À l’intersection de l’art, de la science et de la spéculation écologique, Elsa Wagnières compose un bestiaire où l’adaptation du vivant devient une fable dystopique. Deep Vermins s’appuie sur les composants de l’iPhone 5s, révélant 52 éléments distincts issus de sites d’extraction à travers le monde. Ces éléments, parmi lesquels le cuivre, le lithium, le magnésium ou l’or, sont autant de composants dont l’exploitation massive pour la production de nos appareils technologiques contribue activement à la destruction des écosystèmes, à la pollution extrême et à l’épuisement des ressources naturelles. On découvre ici huit sites allant de la Roumanie à la Chine en passant par le Chili, la Bolivie, l’Indonésie, Israël ou encore l’Australie, des ruines environnementales dans lesquelles Elsa Wagnières imagine la mutation.

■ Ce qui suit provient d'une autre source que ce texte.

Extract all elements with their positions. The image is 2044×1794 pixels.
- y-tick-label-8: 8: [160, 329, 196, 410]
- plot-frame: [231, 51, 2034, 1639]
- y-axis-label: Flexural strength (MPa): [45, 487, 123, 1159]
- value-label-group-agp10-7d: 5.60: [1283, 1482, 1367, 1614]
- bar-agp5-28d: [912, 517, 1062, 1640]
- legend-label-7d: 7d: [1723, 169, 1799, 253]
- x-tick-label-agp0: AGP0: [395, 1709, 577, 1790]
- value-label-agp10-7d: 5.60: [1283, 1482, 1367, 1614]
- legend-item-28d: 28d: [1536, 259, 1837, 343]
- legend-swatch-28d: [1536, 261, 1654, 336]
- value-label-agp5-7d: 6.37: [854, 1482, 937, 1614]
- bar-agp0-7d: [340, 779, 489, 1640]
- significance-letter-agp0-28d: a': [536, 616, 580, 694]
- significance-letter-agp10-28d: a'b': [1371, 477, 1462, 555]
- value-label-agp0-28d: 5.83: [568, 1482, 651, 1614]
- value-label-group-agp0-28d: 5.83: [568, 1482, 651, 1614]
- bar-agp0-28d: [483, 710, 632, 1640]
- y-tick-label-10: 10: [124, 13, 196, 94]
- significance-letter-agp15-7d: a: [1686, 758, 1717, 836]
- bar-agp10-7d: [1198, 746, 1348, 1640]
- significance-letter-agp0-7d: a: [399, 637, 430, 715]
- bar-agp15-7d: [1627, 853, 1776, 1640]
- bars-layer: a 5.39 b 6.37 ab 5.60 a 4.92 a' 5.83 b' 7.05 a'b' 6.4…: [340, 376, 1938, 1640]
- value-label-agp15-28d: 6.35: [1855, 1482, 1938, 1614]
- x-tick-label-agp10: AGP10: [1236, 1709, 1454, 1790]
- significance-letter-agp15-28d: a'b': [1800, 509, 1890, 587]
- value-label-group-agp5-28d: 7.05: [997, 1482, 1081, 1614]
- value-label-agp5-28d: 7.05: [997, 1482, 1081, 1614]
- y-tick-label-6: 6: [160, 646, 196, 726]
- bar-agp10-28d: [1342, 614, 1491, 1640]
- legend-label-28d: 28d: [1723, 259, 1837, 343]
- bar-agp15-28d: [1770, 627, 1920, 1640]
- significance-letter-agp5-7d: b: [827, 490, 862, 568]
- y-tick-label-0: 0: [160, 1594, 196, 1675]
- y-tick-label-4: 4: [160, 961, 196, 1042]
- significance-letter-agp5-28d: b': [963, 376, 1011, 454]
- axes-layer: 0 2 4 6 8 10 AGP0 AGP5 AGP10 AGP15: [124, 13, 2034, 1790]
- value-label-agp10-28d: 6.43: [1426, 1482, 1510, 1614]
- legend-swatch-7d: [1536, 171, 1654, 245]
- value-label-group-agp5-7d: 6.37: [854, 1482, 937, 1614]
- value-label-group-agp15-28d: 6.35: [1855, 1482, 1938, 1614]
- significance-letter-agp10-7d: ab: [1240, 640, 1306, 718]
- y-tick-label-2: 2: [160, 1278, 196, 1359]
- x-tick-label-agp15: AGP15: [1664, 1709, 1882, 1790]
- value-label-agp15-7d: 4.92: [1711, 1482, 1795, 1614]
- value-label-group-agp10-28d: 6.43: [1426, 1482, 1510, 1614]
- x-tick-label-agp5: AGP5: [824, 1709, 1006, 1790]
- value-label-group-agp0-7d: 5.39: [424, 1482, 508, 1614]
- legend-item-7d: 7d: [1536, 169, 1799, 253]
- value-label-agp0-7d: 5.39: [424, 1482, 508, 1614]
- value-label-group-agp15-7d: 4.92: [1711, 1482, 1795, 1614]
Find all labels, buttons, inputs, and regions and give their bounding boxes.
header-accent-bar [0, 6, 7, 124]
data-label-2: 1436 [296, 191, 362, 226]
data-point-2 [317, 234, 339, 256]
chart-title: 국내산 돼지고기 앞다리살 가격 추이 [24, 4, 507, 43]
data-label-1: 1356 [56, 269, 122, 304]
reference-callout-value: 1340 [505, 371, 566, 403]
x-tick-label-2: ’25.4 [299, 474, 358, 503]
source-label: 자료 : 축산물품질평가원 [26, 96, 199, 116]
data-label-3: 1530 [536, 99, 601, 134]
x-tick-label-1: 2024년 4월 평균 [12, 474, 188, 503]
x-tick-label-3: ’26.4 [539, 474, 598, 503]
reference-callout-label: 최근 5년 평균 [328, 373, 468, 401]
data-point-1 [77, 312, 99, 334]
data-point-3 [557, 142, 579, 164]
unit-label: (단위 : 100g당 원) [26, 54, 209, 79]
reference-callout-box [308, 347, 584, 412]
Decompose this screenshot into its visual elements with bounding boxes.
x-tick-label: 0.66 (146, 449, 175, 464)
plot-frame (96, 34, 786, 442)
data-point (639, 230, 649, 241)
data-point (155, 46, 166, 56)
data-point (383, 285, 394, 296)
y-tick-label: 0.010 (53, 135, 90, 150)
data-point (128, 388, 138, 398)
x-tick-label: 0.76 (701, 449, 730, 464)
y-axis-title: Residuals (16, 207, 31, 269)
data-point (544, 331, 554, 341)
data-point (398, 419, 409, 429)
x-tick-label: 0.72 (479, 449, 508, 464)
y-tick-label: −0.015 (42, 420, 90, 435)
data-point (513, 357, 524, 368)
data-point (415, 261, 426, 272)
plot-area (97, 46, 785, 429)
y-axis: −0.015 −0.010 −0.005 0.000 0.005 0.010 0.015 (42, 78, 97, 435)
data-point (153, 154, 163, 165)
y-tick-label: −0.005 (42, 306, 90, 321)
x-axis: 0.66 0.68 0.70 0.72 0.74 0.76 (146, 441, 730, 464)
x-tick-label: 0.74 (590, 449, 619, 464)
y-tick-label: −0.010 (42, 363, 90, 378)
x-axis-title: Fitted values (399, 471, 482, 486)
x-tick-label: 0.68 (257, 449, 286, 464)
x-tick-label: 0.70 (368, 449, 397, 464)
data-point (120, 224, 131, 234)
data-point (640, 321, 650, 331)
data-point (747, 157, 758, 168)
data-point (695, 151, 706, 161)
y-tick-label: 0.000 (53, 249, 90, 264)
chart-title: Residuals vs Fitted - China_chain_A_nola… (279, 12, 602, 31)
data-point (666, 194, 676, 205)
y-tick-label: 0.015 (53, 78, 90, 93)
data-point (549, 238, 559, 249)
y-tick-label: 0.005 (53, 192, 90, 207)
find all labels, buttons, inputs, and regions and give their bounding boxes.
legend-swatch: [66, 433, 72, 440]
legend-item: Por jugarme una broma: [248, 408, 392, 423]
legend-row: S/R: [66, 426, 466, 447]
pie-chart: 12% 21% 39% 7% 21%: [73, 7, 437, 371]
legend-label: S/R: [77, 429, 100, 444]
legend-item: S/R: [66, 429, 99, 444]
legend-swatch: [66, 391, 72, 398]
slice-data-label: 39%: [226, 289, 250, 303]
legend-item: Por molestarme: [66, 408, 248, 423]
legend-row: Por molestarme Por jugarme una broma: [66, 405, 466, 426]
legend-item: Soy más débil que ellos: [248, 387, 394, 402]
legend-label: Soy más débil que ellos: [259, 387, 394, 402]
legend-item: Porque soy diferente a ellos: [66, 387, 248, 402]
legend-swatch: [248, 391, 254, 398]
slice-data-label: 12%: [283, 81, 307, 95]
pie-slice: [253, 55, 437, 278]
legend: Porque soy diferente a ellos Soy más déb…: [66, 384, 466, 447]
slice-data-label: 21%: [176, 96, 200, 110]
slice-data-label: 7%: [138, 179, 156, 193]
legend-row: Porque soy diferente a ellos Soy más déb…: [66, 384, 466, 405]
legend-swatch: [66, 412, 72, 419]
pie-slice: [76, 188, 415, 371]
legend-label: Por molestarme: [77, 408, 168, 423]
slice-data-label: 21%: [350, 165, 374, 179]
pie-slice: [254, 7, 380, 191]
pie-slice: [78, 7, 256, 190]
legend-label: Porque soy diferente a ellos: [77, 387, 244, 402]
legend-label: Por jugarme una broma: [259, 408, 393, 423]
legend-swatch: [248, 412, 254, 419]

Fournissant à ChatGPT de la documentation scientifique – articles, blogs, études – comprenant des données réelles sur l’adaptation biologique à travers l’histoire, l’artiste demande à l’IA de générer des espèces fictives capables de coloniser et de survivre au sein de ces territoires hostiles. Les créatures de ce bestiaire, inspirées de bactéries, de micro-organismes divers, d’insectes, d’amphibiens et autres… naissent du croisement entre le processus artistique, les modèles d’intelligence artificielle et les stratégies d’adaptation du vivant. Chaque affiche présente ainsi la formule chimique de l’élément présent dans nos téléphones, son niveau de pollution et le site de son extraction, tout comme le visuel de l’espèce générée par l’IA, son nom et sa description, ainsi que quelques mots-clés extraits des instructions textuelles (prompt) rédigées par l’artiste.
Corps hybrides et translucides aux textures synthétiques, ces êtres rejouent les lois du métabolisme et de la résilience. La nature ne disparaît pas, elle se reconfigure – non plus dans un rapport d’opposition à la technologie, mais dans une fusion étrange où l’artificialité devient potentiellement une seconde nature. En confrontant l’imaginaire à la matérialité des infrastructures technologiques, Enthomosphère propose une vision à la fois critique et spéculative d’un monde que l’on appréhende déjà tant à travers nos écrans. Chaque espèce inventée interroge notre responsabilité. En donnant forme à ces organismes de l’après- catastrophe, Elsa Wagnières esquisse un futur où la survie passe par l’absorption du désastre – une biologie du résidu, un art du possible.